À l’occasion de ses dix ans, le cinéma Frédéric-Dard propose une soirée exceptionnelle le 19 novembre, avec la projection en avant-première du dernier film de Bertrand Tavernier Holy Lola. L’anniversaire sera fêté aussi autour d’expositions sous chapiteau place de la Libération, et de projections ciné-concert en journée au cinéma.
« Quand en 1992, la situation du cinéma des Mureaux a amené ses propriétaires à évoquer sa fermeture, ce sont des Muriautins passionnés de cinéma et conscients de son intérêt pour la commune, qui se sont engagés pour qu’il soit sauvé », rappelle Céline Baumel adjointe au maire chargée de la culture des Mureaux. Le cinéma Frédéric-Dard, inauguré il y a dix ans par feu le père de Bérurier, fonctionne en régie municipale.
« Nous sommes à l’équilibre », affirme aujourd’hui la ville des Mureaux. L’an dernier encore en situation financière difficile, le cinéma afficherait donc cette année une bonne forme à en croire ses gestionnaires. « Nous comptabilisons 33 000 entrées en 2004, soit 5000 de mieux par rapport à l’an dernier à la même époque », explique Cécile Fernandez directrice des services culturels. « C’est en partie dû à la programmation de films très porteurs comme Spiderman 2 ou Les Choristes ».

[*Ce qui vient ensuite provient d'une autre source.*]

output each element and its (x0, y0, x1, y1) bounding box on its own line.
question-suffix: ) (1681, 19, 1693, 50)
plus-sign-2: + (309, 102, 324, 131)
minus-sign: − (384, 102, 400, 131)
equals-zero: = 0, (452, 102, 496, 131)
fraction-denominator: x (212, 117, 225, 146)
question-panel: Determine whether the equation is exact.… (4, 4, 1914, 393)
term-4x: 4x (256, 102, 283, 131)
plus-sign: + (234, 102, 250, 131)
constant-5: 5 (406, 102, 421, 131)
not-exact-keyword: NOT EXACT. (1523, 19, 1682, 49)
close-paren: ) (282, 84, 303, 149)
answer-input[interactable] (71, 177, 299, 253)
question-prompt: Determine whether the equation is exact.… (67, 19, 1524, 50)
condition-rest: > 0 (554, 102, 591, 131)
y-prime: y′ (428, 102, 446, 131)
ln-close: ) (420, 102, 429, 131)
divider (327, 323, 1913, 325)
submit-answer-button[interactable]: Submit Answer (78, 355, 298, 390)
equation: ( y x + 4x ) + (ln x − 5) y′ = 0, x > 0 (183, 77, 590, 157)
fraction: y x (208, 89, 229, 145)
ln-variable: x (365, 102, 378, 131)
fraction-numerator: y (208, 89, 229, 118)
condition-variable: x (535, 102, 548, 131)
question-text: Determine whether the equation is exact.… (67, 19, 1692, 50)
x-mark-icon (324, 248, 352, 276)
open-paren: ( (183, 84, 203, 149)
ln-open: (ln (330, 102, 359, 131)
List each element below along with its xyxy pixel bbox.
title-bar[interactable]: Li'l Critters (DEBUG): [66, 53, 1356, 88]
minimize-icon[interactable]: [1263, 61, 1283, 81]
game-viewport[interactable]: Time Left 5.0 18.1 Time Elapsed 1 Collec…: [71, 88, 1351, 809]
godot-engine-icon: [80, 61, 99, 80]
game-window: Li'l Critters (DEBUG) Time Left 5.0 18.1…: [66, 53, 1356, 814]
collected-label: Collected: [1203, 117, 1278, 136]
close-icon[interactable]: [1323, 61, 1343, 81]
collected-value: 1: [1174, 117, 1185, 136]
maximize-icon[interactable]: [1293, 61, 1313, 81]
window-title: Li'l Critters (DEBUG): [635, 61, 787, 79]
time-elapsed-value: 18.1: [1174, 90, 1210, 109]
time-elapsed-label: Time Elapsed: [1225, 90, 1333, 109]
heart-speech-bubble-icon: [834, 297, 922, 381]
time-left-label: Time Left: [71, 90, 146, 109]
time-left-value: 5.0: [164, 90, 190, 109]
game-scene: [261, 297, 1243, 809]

Avec ses deux salles (400 places en tout) et sa projection quotidienne, le cinéma des Mureaux rêve de se payer les grands bazars du type Mega CGR avec une programmation diversifiée, attentive à tous les publics et par la mise en place d’ « événements» ponctuels. À raison d’une fois par trimestre, il organise notamment la nuit du cinéma, récemment la « Nuit d’Halloween » ou « Asiamim » (pendant Lire en fête sur les Mangas, un peu passé inaperçu au mois d’octobre dernier). Régulièrement, le cinéma invite aussi la population à venir débattre à partir d’un film sur différents thèmes, en lien avec l’actualité locale ou nationale (festival Mosaïk, Semaine des droits de l’homme, Journée de la femme). À partir de décembre, avec l’association Les Lumières de la ville, une séance spéciale sera même proposée le deuxième jeudi de chaque mois (prochaine soirée, jeudi 9 décembre à 20 h 30 : soirée courts-métrages).
Fonction sociale
Céline Baumel, adjointe aux affaires culturelles, dit avoir à cœur de renforcer « la fonction sociale » du Frédéric-Dard, « tout en travaillant à son identité ». Un comité artistique s’est même mis en place pour y réfléchir. Il rassemble des associations, des acteurs institutionnels, tels Georges Papazov et Ecole et cinéma pour l’Education nationale, Les Lumières de la ville, l’association Plan Large (Festival des juniors), et Easy prod.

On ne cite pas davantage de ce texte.